The number of cyclists being killed or seriously injured is increasing – though the increase in those on two wheels means that the risk per journey has gone down.

Tragically, as I write, I’m told that a cyclist has been critically injured in a collision in Surbiton on Wednesday morning, with what appears to be a skip lorry, one of the greatest terrors on the road.

On my ride home from the office the other night, the hazards were familiar. A van driver swinging his door open without thought. Drivers racing through traffic lights, well after they had gone red.

Motorcyclists in the cyclists’ advance stop box. Vans and lorries parked blatantly on pavements and in supposedly segregated cycle lanes.

I’d love to know when these drivers last read the Highway Code. I’ll bet my bike on them having no plans to consider the forthcoming amendments, either.

I don’t want to give the impression that cycling is dangerous in London per se. It’s not – but you’ve certainly got to keep your wits about you.

I ride defensively at all times. I make myself as visible as possible, with high-viz clothing, a helmet and four lights. For my own protection, I still have to yell at drivers who somehow fail to see me.

My commute to the office follows every possible cycle route. In 25 years of cycling in London, I’ve fallen off three times, and it’s always been my fault (ice, clip-in shoes, misjudging a cycle superhighway kerb).

But there have been a few very close shaves, including with an Ocado van in Marylebone that still gives me the shivers. I wouldn’t recommend the ride for a child or a novice adult cyclist.

For me, the biggest road danger is speed, and the updated Highway Code can do little to tackle this.

TfL is reportedly seeking one million speeding fines a year.

It’s been denied by Sadiq Khan, but I say: Bring it on. The aggression on our roads is unmistakable.

Put a speed camera on every residential road and I’ll promise you this: Not a single driver who sticks to the speed limit will pay a fine.

The changes to the Highway Code are noble in their intent. Rule 66 says: “You can ride two abreast and it can be safer to do so” – and drivers should be allowed to overtake when safe.

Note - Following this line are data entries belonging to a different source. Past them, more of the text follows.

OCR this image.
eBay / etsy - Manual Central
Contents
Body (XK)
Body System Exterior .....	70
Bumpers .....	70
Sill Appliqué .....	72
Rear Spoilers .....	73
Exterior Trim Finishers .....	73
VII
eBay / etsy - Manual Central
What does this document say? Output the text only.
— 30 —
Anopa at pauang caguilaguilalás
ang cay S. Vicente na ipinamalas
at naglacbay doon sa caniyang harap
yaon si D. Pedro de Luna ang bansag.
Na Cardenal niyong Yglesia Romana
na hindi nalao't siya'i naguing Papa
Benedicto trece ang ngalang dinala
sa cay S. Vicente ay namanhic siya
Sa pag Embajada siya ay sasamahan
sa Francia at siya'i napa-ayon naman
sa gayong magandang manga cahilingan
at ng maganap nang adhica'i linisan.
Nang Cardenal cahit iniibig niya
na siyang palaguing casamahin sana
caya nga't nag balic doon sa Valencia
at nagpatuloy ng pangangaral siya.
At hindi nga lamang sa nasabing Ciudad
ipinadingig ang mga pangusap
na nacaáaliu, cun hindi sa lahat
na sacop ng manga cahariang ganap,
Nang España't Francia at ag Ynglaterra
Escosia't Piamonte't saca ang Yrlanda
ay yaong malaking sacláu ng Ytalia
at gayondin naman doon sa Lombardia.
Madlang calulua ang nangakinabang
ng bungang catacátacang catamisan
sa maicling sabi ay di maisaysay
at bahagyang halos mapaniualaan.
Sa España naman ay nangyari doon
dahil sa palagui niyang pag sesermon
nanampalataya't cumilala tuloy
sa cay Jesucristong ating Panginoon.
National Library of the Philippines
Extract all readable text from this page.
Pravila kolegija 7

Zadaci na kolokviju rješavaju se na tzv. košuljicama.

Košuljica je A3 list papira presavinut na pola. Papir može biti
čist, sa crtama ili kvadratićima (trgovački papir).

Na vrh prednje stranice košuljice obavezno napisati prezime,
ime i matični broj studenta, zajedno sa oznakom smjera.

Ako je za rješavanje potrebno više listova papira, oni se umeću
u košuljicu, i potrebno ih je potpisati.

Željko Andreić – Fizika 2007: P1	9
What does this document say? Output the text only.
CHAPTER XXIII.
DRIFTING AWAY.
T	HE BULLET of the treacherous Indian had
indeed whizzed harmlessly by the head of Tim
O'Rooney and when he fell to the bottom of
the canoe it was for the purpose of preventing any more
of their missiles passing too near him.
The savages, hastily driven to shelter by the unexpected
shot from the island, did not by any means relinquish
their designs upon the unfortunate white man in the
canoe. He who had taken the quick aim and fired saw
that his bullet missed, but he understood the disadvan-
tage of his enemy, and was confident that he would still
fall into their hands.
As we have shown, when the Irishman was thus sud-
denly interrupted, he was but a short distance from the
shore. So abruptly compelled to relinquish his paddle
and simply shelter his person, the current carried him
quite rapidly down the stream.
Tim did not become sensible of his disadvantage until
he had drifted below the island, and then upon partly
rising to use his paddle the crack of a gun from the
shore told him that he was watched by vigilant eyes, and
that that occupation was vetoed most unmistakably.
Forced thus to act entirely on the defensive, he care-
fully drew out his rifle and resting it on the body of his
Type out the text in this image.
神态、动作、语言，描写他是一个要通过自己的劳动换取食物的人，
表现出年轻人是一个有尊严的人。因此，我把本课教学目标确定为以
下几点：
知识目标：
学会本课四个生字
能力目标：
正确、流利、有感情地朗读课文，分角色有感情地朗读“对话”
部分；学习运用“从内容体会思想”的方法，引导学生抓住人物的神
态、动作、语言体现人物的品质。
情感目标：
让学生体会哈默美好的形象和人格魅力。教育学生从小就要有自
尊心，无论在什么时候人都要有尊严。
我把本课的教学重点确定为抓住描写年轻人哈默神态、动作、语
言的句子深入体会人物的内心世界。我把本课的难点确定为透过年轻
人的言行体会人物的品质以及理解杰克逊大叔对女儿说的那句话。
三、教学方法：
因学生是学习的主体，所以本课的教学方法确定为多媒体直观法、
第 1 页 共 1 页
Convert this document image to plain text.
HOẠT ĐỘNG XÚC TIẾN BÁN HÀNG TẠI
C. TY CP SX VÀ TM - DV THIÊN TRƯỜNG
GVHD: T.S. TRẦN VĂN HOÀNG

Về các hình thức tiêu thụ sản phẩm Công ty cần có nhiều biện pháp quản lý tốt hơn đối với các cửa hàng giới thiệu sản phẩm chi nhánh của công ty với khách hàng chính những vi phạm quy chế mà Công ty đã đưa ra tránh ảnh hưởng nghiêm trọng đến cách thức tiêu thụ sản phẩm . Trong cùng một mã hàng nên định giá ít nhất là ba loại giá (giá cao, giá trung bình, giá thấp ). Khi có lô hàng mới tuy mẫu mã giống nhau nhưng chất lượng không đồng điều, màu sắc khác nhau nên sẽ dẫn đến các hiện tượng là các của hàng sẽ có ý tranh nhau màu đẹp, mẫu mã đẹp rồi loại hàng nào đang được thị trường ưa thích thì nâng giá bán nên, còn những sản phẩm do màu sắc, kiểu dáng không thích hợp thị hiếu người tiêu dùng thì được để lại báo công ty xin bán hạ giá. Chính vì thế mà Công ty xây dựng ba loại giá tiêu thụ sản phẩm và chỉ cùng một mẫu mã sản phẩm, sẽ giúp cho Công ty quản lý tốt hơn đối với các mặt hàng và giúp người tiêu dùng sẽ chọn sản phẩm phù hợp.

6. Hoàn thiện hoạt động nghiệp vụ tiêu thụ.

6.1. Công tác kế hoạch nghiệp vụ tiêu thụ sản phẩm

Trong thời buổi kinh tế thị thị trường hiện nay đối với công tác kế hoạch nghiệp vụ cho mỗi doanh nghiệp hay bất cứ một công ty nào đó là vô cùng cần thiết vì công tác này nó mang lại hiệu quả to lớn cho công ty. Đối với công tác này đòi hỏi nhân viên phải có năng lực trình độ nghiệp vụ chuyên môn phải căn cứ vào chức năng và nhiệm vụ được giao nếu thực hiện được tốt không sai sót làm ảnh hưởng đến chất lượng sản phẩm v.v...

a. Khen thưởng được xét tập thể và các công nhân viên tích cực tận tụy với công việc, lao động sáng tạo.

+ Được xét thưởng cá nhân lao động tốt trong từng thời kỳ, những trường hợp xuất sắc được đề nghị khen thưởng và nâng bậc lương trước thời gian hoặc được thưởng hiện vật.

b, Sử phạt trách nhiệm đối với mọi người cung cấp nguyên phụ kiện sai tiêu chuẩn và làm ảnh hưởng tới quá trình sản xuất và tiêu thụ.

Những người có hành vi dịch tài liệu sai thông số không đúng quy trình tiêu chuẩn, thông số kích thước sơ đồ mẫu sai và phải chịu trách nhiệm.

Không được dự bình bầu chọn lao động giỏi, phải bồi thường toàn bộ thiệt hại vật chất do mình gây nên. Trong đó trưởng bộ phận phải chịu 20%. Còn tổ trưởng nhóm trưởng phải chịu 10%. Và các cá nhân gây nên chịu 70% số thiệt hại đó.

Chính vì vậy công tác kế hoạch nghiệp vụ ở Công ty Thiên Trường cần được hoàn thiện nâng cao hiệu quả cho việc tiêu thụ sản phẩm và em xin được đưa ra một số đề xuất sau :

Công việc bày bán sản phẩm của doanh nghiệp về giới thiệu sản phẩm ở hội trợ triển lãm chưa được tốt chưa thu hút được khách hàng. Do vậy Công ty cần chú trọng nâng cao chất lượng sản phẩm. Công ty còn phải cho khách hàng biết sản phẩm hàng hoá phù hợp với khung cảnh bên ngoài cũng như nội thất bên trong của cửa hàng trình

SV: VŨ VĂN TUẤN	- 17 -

Rule 125 warns: “Unsafe speed increases the chances of causing a collision (or being unable to avoid one), as well as its severity. Inappropriate speeds are also intimidating, deterring people from walking, cycling or riding horses.”

And, in response to a personal bete noire, Rule 140 states: “You MUST NOT drive or park in a cycle lane marked by a solid white line during its times of operation… You should give way to any cyclists in a cycle lane, including when they are approaching from behind you – do not cut across them.”

The attempts to prevent the deadly risk from “dooring” are good too.

I’ve written about too many cyclists who have died as a consequence of an opening door, among them Sam Harding, Professor Maria Bitner-Glindzicz, and Hilary Wilmer.

The reality is that it still takes effort to cycle safely in London.

There was the perfect example last week, when I tried to plan a safe route to the new City Hall, in the Royal Docks.

On Twitter, fellow cyclists made helpful suggestions – alongside dire warnings about the risk of being mugged on the Greenway or on the canal towpath.

Most bemoaned the lack of safe cycle infrastructure to a landmark venue, though London is in a far better place than it was a decade ago. In the end, I made it there and back unscathed.

The rewording of the Highway Code is one small step along the road to safer cycling, that includes the Mayor’s target of eradicating road deaths by 2041, an aspiration which sadly looks unachievable.

But the debate about the merits (or flaws) in the new code mustn’t detract from the bigger issues: the need to build more safe routes, and to enforce the law against dangerous drivers. All else is code for simply not doing enough.